Avoid these situations by making sure your class is conducted through an established training agency, as with the American Heart Association. The AHA is an internationally respected source for high-quality CPR training, and has been instrumental in the development of CPR training standards. Just because a course claims to follow AHA guidelines does not mean that the student earns an American Heart Association certification.
Hands-on training is a vital component of a CPR class. AHA courses focus on providing students maximum practice time in their class sessions. CPR is a physical skill, and it takes physical practice to master it. Look at it this way – do Olympic skiers learn how to break records by watching other people ski online? Nope. They spend their time on the slopes, training for thousands of hours, until they become great. While the CPR classes at CPR Seattle don’t last quite that long, we do ensure that each student walks away from class confident, competent in their skills, and most importantly, able to perform CPR if necessary.
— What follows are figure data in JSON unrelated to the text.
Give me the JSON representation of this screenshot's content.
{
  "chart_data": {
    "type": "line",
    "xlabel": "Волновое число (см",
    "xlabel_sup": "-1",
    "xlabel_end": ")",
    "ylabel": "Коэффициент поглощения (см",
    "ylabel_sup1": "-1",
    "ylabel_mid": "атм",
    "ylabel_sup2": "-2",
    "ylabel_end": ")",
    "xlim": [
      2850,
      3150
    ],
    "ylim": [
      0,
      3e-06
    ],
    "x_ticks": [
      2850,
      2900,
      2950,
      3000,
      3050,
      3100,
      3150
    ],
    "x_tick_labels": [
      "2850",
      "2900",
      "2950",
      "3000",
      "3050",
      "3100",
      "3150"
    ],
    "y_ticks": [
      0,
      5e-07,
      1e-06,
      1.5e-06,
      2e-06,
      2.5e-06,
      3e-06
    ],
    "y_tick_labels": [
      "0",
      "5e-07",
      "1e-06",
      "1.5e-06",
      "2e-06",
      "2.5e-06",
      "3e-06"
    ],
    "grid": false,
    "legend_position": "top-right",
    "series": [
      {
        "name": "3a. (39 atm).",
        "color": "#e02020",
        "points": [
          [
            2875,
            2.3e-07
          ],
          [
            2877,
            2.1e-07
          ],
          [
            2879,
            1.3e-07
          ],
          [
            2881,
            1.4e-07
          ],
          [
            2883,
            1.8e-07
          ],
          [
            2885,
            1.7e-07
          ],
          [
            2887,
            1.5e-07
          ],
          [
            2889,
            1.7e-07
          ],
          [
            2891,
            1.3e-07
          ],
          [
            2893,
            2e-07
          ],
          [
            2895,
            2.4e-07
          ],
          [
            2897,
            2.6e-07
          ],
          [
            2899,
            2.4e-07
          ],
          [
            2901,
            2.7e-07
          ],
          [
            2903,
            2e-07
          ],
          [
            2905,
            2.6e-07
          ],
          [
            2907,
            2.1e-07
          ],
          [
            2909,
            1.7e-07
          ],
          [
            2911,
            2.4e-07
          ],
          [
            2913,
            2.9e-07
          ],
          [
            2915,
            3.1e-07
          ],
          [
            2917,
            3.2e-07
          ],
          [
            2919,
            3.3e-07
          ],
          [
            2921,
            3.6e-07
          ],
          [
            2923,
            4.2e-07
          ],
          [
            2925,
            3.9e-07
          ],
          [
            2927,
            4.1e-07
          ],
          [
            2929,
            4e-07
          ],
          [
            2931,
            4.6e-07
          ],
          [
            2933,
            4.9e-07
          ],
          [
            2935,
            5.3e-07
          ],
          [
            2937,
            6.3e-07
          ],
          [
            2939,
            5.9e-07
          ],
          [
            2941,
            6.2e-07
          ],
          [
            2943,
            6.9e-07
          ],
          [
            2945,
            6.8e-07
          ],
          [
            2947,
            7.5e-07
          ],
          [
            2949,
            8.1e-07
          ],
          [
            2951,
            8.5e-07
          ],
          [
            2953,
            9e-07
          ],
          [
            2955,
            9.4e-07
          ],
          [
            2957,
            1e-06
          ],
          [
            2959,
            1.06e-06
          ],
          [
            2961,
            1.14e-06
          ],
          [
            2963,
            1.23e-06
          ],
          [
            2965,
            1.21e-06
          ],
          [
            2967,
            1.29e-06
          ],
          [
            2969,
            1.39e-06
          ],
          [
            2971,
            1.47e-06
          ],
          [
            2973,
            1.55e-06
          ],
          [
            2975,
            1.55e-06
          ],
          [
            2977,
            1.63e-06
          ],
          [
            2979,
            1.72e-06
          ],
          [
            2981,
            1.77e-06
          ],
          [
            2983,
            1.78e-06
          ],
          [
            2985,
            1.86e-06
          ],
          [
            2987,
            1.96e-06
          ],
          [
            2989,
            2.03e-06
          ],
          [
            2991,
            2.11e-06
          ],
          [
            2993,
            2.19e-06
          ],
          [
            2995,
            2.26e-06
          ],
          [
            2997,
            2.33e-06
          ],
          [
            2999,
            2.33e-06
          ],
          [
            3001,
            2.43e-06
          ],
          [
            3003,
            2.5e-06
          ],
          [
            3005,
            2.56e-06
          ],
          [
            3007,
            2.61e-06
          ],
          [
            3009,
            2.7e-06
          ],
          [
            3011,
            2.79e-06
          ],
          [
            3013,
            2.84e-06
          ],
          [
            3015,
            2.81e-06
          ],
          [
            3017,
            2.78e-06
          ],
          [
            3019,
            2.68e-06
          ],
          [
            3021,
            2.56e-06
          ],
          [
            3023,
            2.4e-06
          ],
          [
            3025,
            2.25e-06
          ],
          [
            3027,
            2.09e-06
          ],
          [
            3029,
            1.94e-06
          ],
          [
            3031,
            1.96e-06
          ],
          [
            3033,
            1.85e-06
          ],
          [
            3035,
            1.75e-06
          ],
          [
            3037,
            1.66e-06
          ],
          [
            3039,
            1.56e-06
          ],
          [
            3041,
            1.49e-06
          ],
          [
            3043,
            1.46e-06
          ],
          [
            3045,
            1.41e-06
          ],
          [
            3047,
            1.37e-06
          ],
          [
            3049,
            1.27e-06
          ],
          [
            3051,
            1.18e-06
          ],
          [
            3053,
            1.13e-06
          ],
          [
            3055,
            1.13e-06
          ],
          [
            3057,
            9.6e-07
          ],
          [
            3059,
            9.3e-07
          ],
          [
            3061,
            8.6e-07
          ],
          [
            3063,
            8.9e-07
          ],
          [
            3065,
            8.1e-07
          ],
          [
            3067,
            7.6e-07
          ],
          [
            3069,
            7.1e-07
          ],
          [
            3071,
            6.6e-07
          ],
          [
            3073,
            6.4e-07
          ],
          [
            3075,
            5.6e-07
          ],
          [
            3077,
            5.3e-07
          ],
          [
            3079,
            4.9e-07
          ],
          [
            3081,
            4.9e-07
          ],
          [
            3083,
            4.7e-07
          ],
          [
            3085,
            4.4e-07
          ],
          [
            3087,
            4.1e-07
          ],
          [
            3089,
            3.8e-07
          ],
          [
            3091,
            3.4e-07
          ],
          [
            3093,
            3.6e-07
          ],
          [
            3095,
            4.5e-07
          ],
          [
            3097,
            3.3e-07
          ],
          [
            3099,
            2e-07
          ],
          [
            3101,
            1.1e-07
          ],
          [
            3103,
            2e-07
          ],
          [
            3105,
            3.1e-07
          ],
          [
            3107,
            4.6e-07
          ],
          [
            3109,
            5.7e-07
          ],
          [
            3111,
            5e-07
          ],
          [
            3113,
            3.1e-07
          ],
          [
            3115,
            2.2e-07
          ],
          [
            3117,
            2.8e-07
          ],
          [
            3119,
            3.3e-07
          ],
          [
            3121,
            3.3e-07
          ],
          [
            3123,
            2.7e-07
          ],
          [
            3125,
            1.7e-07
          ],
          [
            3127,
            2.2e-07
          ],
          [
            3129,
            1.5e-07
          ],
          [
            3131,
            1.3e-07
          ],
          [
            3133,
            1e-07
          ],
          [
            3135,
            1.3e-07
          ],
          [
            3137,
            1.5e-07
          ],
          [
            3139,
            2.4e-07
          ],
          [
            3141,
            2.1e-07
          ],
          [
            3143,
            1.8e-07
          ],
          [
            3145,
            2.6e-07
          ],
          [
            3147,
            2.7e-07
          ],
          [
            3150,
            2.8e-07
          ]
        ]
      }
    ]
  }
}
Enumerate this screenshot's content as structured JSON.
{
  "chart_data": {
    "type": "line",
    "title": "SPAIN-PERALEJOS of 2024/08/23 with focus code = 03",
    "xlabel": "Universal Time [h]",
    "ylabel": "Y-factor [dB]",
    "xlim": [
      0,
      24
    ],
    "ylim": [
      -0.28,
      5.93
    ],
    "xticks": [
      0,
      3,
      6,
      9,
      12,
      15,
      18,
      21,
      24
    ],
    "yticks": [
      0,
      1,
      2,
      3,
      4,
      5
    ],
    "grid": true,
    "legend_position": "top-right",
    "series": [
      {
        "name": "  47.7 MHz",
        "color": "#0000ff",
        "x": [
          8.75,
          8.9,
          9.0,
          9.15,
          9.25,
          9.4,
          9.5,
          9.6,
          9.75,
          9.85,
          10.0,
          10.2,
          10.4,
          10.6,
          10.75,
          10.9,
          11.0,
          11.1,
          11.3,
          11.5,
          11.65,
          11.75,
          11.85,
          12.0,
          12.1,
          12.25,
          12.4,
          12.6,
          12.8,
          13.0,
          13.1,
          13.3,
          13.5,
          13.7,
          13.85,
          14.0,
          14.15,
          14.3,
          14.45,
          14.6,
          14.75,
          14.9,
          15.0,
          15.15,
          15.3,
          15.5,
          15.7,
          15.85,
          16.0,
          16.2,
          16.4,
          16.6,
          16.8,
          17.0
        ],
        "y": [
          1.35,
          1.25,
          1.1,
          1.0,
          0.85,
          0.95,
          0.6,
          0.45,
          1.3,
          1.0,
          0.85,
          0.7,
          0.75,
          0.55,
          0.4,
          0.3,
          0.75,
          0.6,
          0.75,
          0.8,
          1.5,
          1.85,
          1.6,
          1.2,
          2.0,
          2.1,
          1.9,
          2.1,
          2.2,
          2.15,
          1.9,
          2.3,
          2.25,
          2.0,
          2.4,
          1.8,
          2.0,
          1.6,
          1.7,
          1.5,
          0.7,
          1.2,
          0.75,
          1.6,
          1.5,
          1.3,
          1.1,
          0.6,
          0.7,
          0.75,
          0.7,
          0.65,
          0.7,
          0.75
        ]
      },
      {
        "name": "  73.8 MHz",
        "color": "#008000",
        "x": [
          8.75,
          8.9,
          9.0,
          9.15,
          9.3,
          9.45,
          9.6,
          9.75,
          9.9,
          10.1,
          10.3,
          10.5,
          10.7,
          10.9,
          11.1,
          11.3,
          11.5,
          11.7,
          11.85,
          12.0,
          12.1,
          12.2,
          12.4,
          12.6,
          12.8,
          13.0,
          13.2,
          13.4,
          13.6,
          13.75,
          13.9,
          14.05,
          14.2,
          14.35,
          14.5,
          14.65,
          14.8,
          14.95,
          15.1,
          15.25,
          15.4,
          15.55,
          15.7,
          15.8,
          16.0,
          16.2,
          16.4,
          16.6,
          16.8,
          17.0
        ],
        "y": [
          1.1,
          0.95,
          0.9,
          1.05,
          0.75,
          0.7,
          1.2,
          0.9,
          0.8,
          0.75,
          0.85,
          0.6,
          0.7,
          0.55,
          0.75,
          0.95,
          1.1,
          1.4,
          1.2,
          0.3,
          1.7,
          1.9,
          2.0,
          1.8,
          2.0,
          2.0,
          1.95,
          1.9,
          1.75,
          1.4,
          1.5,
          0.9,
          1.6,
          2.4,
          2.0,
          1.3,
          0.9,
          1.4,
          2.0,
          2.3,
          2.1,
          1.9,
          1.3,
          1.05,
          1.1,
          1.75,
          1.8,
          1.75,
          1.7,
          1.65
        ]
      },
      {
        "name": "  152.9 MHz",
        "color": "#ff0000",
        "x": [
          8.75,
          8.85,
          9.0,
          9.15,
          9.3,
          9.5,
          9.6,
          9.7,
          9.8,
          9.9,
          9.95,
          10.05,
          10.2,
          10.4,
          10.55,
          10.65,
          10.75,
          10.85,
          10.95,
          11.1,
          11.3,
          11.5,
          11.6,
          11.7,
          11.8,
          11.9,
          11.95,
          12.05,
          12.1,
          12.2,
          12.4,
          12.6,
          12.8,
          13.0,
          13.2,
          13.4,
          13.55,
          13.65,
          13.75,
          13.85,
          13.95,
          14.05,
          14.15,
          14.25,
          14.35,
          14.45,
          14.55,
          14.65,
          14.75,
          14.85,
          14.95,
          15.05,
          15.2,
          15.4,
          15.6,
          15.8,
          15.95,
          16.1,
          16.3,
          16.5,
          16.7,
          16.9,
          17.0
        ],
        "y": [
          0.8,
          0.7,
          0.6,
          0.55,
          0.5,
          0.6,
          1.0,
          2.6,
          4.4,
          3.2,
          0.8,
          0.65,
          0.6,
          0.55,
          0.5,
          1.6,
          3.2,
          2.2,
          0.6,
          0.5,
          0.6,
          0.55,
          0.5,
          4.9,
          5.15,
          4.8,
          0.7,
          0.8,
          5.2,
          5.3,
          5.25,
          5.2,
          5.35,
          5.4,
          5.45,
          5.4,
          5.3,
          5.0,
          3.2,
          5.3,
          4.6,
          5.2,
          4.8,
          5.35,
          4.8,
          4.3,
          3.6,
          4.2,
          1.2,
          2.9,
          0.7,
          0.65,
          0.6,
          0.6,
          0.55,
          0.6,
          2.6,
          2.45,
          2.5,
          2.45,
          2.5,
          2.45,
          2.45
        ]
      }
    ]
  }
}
The American Heart Association does have available online components for CPR and First Aid training (see www.elearning.heart.org), but a certification card cannot be awarded for CPR or First Aid unless the student also passes an in-person skills evaluation session with a certified AHA instructor. This evaluation insures that the concepts and skills learned during the online training are understood and can be performed correctly. Again, this is vital to the certification process.
Is CPR training really something that should be taken care of by the fastest and cheaperst provider? Always check before enrolling in a course to make sure the criteria discussed above are met. It will save you time, money, and quite possibly, save someone's life.